Another Spanish observational study involving 83 PC patients also found no significant association between low-fat diet and PCS improvement. Data was collected via a questionnaire on types of food consumed pre-cholecystectomy, 1 month and 6 months post-cholecystectomy [40].
From the limited literature, there appears to be divided consensus on the effectiveness of post-cholecystectomy dietary modifications, especially that of a low-fat diet. In the study where there is association between low-fat diet and reduced PCD risk, such association is found to be stronger at 1-week post-cholecystectomy, which coincides with the period of greatest adjustment should there be gut microbiome adaptation. Only one study explored the effects of other diet variations and obtained positive associations. The 2 studies that demonstrated associations were also noted to be on Asian populations, contrary to the other 2 non-Asian studies.
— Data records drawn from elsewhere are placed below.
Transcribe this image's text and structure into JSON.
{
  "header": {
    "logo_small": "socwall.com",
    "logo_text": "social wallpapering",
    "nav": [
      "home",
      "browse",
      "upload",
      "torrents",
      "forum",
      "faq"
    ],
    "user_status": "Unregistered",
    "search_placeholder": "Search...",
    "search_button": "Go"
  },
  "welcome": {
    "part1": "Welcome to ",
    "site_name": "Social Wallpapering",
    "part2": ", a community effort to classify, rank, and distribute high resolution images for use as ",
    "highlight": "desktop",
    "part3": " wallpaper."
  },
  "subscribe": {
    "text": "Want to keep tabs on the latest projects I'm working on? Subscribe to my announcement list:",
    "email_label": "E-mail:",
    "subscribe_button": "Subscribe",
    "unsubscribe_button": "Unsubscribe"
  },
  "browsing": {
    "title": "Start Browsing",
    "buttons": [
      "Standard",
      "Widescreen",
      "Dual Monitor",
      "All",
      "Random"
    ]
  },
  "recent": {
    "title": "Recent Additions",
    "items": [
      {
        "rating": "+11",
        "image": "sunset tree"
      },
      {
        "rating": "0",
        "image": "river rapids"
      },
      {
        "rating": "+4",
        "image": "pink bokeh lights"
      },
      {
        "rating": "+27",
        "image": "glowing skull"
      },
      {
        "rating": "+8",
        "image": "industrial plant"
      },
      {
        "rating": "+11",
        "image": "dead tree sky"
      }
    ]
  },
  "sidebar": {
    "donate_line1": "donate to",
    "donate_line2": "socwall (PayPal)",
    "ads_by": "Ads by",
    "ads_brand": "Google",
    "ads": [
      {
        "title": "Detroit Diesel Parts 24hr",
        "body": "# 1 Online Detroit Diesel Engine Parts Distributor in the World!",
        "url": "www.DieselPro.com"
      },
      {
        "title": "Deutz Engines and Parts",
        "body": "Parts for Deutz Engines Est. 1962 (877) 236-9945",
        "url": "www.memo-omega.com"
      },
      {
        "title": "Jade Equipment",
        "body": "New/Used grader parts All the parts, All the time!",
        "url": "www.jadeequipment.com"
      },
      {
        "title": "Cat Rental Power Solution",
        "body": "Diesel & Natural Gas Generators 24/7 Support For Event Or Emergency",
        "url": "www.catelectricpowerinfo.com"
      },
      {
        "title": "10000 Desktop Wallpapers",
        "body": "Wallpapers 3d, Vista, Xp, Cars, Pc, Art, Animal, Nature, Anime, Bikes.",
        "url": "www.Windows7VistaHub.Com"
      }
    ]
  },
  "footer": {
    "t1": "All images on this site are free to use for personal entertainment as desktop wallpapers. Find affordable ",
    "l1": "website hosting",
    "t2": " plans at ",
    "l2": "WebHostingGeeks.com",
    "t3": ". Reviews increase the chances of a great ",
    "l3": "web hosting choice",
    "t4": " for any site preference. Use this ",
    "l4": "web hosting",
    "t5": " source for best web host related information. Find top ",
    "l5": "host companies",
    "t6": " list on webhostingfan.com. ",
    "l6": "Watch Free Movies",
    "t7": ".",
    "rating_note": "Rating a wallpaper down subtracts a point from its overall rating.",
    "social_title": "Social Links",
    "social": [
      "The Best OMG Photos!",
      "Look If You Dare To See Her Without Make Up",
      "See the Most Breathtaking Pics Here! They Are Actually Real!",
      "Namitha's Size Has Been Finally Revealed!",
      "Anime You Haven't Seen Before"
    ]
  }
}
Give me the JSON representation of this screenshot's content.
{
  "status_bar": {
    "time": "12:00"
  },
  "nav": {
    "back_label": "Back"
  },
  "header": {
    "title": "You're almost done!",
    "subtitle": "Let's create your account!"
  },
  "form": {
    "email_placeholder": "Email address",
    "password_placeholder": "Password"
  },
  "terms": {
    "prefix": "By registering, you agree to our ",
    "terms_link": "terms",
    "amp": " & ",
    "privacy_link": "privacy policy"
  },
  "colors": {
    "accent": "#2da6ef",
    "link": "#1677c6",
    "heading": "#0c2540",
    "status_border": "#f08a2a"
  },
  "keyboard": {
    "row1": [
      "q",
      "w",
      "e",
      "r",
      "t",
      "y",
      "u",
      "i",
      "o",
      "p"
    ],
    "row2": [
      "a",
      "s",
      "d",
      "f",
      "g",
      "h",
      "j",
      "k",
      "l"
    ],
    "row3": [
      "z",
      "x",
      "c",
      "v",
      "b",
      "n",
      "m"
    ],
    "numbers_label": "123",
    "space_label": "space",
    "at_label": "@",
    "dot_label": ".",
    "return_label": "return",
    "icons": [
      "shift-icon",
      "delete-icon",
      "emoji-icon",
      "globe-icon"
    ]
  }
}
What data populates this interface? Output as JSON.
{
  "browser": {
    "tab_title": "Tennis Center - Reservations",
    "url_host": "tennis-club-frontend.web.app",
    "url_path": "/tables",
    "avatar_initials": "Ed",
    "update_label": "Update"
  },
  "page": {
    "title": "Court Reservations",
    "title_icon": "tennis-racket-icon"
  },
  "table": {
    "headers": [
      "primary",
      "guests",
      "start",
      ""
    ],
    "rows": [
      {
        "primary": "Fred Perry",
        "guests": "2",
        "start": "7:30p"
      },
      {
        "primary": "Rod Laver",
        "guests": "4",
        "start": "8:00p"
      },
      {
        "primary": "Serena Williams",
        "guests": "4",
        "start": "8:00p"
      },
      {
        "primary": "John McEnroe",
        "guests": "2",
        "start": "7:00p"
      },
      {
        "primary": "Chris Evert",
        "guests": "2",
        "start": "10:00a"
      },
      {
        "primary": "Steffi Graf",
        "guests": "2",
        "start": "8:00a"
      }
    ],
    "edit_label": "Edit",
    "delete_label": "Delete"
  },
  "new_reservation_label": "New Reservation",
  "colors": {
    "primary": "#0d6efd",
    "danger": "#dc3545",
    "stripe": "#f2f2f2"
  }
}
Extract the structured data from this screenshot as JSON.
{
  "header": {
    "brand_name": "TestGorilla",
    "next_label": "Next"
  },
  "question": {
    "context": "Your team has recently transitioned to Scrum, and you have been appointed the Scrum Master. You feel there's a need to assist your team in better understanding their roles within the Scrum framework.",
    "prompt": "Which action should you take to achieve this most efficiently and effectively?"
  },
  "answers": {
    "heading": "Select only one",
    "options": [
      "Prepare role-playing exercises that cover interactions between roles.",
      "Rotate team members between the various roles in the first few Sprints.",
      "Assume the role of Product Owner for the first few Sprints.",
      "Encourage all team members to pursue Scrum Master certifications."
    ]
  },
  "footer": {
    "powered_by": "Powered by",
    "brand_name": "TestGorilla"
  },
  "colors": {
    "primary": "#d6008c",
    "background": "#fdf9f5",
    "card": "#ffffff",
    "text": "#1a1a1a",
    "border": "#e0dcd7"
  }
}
Dietary patterns are associated with alterations in the gut microbiome. With the understanding that dysbiosis is present with cholecystectomy, change in diet early post-cholecystectomy could shape a healthy microbiome to prevent PCS/PCD in the long run. Studies have found that diets high in animal-derived and plant-derived foods are associated with inverse microbiota taxonomy [37]. High animal protein and fat intake lead to increased abundance of Firmicutes and reduced Bifidobacterium, which are shown to be pro-inflammatory and associated with metabolic disorders [41]. High plant-based foods demonstrate an opposite effect to that. Increase in Bifidobacterium and other SCFA-producing bacteria is proven to have anti-inflammatory benefits and aid metabolism [37]. This finding coincides with the association between certain food groups and PCS as demonstrated in the Korean and Taiwanese study. However, there is insufficient evidence to prove such association at this point and more studies must be conducted to better understand the effectiveness of a dietary change post-cholecystectomy. Nonetheless, the relation to gut microbiome serves as a plausible hypothesis to guide further research on post-cholecystectomy dietary recommendations.
In all, this review consolidates evidence that cholecystectomy is associated with gut microbiome changes leading to PCS and PCD symptoms. These alterations include a decrease in gut microbiome alpha-diversity, changes in microbiota composition and possible post-cholecystectomy SIBO, which cause previously unexplained onset of bloating, dyspepsia, abdominal pain and diarrhoea as presented in PCS and PCD. Nonetheless, no bacterial-specific alteration has been identified to date and further research is required to narrow down patterns. As gut microbiome is highly variable between different populations due to influences of lifestyle and diets, demographically targeted research could be beneficial for understanding community specific changes and catering targeted treatments. With the factor of altered gut microbiome established, the hypothesis of effective dietary changes being supported by microbial mechanisms have supported limited findings of certain post-cholecystectomy diets reducing PCS/PCD. Nonetheless, there is insufficient research in the topic of post-cholecystectomy dietary recommendations and future studies can perhaps be designed based on diets that favour a healthy, non-inflammatory gut microbiome.
Additionally, in the topic of gut microbiota and PCS/PCD, with the understanding of antibiotic-induced dysbiosis, there is limited related research on post-cholecystectomy antibiotic use and PCS/PCD development. Studies on the effectiveness of postcholecystectomy probiotics on preventing PCS/PCD development, or on eliminating PCS/PCD should also be explored in the future.